HARIANMEMOKEPRI.COM – Satuan Reserse Narkoba (Satresnarkoba) Polresta Tanjungpinang kembali berhasil mengungkap kasus peredaran narkoba jenis ganja di wilayah Kota Tanjungpinang.
Dalam operasi yang dilakukan pada Jumat (28/11/2025), polisi mengamankan tiga tersangka, dua di antaranya merupakan ASN PPPK Pemprov Kepri.
Kapolresta Tanjungpinang Kombes Pol. Hamam Wahyudi melalui Kasat Resnarkoba AKP Lajun Siado Sianturi menjelaskan bahwa ketiga tersangka yang ditangkap berinisial TH, HD, dan EBS.
Dari tangan mereka, polisi menyita total barang bukti ganja seberat 3,56 gram.
“Dua tersangka yakni TH dan HD merupakan ASN PPPK Pemprov Kepri, sementara satu tersangka lainnya EBS tidak bekerja,” ujar AKP Lajun.
Pengungkapan kasus berawal pada Jumat (21/11/2025) sekitar pukul 20.00 WIB. Tim Satresnarkoba menangkap tersangka TH (29) di area parkir Dermaga Penyengat, Jl. Pos, Kelurahan Tanjungpinang Kota, dengan barang bukti ganja seberat 2,86 gram.
Dari pemeriksaan, TH mengaku membeli ganja dari EBS seharga Rp350.000, lalu menjual sebagian kepada HD seharga Rp200.000.
Berdasarkan pengembangan, polisi kemudian menangkap HD pada Sabtu (22/11/2025) pukul 08.00 WIB di sebuah kos di Jl.

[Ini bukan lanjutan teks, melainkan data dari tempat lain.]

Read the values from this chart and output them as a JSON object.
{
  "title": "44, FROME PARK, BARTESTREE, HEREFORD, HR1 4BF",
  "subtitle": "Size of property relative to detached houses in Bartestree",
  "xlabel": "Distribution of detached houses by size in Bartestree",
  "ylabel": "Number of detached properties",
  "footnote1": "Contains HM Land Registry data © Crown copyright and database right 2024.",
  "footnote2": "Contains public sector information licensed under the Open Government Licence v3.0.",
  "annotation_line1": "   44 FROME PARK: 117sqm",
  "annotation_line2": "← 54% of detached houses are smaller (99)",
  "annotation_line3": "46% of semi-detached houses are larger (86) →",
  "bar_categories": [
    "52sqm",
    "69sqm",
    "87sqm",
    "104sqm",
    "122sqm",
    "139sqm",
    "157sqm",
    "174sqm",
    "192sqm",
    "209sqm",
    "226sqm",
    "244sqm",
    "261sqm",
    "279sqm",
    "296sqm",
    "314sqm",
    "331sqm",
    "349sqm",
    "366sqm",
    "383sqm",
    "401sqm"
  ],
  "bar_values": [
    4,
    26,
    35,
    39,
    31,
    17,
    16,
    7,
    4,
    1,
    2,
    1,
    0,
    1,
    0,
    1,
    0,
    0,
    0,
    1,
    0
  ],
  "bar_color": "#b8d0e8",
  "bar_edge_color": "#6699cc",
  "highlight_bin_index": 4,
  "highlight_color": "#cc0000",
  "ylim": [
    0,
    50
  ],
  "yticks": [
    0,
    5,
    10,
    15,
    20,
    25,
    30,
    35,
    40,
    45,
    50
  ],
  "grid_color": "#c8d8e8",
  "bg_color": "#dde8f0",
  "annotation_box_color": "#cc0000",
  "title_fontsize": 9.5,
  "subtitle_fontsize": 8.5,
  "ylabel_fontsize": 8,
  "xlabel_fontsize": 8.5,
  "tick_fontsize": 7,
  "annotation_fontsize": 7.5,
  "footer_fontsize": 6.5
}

Sidorejo, Kelurahan Sei Jang, Kecamatan Bukit Bestari.
Dari HD, petugas menyita satu linting ganja seberat 0,70 gram. Diketahui, HD merupakan residivis kasus serupa.

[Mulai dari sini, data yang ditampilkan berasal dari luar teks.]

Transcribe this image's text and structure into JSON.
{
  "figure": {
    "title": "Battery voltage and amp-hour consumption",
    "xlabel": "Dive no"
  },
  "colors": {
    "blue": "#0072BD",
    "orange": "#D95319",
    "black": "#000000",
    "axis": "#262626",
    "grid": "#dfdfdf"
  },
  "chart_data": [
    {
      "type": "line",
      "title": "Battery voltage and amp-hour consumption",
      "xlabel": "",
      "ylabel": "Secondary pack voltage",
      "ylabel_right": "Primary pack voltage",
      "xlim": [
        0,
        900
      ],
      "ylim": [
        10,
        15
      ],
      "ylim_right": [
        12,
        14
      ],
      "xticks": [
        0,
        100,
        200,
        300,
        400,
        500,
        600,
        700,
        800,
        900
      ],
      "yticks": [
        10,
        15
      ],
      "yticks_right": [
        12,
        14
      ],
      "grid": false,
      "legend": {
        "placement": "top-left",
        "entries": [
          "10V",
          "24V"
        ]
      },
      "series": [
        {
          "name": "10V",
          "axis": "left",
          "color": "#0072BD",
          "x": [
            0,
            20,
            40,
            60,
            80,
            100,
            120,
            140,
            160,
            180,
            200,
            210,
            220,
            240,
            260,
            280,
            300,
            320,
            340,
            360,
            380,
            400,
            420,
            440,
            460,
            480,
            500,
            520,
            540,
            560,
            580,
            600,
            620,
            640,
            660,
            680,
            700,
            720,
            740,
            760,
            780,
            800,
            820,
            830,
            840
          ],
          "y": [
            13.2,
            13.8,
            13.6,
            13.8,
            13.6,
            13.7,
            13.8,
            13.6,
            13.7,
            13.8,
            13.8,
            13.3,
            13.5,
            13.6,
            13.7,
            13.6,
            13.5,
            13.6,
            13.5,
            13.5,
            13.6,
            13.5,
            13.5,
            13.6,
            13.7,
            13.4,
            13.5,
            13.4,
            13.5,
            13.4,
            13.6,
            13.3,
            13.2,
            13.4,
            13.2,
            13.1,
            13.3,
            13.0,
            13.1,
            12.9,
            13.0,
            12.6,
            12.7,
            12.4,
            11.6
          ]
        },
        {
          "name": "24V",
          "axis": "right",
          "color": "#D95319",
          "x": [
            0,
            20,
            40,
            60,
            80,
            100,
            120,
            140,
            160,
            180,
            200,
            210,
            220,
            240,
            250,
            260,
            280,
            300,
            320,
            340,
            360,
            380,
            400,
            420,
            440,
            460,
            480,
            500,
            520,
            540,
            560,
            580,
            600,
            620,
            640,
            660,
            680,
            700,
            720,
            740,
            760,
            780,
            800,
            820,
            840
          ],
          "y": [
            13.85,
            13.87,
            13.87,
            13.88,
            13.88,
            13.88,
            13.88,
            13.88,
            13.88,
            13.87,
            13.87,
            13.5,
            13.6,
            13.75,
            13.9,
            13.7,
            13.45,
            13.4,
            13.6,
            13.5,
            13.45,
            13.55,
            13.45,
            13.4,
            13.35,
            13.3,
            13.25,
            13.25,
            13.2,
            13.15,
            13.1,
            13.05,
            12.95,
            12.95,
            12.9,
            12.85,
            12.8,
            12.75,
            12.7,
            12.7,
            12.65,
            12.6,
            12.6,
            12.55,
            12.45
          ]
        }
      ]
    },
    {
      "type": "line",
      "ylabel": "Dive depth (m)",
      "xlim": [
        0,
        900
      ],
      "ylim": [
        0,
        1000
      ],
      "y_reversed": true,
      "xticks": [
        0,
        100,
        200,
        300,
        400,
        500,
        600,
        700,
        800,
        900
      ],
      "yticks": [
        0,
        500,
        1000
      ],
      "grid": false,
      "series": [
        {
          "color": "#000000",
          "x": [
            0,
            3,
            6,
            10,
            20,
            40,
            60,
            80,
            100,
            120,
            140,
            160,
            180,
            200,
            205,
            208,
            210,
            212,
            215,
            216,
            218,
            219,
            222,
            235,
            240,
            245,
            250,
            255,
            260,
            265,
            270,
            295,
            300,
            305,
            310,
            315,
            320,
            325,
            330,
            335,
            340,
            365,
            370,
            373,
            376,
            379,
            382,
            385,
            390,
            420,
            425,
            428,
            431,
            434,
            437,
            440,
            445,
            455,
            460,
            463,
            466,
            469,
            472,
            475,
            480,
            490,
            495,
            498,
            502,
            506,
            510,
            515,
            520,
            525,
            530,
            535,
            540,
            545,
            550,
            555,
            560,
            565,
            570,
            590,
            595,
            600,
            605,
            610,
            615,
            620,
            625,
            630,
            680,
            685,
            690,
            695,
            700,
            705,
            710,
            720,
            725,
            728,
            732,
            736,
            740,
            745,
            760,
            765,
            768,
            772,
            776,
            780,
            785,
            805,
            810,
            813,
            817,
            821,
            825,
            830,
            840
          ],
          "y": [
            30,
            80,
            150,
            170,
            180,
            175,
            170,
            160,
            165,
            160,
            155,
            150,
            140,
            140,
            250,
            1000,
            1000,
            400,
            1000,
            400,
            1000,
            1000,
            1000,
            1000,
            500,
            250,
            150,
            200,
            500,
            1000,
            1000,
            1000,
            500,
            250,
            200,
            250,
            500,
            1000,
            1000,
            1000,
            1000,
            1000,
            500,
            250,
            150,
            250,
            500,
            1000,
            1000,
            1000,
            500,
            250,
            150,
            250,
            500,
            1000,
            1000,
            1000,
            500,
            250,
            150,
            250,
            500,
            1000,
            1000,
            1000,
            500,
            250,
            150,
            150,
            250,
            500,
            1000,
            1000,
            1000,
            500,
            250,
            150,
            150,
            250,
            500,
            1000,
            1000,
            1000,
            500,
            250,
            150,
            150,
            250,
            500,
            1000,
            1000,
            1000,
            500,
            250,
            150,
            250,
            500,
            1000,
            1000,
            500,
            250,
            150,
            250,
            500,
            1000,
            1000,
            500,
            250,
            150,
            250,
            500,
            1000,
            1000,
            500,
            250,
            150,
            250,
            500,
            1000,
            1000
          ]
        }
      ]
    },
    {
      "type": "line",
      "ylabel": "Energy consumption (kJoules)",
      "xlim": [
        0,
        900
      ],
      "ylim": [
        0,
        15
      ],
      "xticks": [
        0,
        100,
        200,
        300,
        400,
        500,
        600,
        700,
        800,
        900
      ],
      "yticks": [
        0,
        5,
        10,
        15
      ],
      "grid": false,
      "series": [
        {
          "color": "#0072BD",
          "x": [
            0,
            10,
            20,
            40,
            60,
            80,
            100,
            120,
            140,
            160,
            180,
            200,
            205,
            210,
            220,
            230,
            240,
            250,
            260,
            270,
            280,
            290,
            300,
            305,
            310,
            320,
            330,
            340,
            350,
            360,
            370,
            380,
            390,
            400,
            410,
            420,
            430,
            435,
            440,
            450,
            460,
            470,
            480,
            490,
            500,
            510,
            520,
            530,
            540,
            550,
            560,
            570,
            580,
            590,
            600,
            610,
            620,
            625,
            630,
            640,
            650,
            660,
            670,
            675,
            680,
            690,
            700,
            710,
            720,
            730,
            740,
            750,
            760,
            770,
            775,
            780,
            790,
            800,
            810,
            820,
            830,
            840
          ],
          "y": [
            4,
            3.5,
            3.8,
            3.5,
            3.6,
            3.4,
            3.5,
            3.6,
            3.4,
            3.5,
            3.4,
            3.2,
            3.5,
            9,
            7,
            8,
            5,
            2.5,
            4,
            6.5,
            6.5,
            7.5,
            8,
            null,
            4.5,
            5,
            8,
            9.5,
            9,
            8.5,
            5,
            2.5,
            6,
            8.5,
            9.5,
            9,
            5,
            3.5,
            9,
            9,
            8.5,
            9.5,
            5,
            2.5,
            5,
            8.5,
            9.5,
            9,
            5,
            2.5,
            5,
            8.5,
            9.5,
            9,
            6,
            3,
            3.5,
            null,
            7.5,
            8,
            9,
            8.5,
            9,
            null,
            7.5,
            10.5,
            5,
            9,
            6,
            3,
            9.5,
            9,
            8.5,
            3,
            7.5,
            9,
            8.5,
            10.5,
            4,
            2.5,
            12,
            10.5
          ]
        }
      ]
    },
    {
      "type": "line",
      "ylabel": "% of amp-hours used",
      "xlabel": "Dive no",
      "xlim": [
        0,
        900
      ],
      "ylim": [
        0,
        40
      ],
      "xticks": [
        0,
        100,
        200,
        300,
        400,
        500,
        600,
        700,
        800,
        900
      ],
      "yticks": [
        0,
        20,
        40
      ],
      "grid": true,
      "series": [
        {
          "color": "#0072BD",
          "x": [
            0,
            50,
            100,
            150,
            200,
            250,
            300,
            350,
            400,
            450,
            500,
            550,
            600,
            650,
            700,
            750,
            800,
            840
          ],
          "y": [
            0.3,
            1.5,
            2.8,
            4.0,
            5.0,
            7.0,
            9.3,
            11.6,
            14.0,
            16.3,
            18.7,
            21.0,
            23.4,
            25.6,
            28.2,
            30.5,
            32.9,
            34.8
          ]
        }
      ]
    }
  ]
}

Tak berhenti di situ, tim bergerak memburu pemasok ganja kepada TH dan HD. Tersangka EBS akhirnya berhasil diamankan di Kampung Nusantara, Kecamatan Tanjungpinang Timur, pada pukul 11.00 WIB.

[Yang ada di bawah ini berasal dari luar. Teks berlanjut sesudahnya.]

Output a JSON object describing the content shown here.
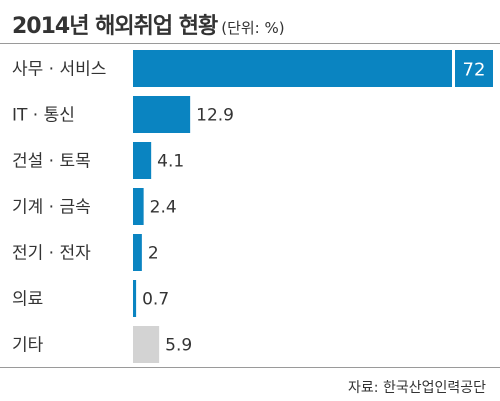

Dari EBS, polisi menemukan satu bungkus papir dan sebuah ponsel. Ia mengaku memperoleh ganja dari seseorang berinisial WL, warga Batam yang kini masuk daftar pencarian orang (DPO).
“Hasil pemeriksaan urine ketiga tersangka semuanya positif ganja,” tambah AKP Lajun.
Ketiga tersangka kini menjalani proses hukum dan dijerat pasal 114 ayat (1) dan 111 ayat (1) Jo pasal 132 ayat (1) UU Nomor 35 Tahun 2009 tentang Narkotika.
Mereka terancam hukuman mulai dari pidana penjara minimal 5 tahun hingga maksimal 20 tahun, denda paling sedikit Rp1 miliar hingga Rp10 miliar, bahkan ancaman pidana mati atau penjara seumur hidup.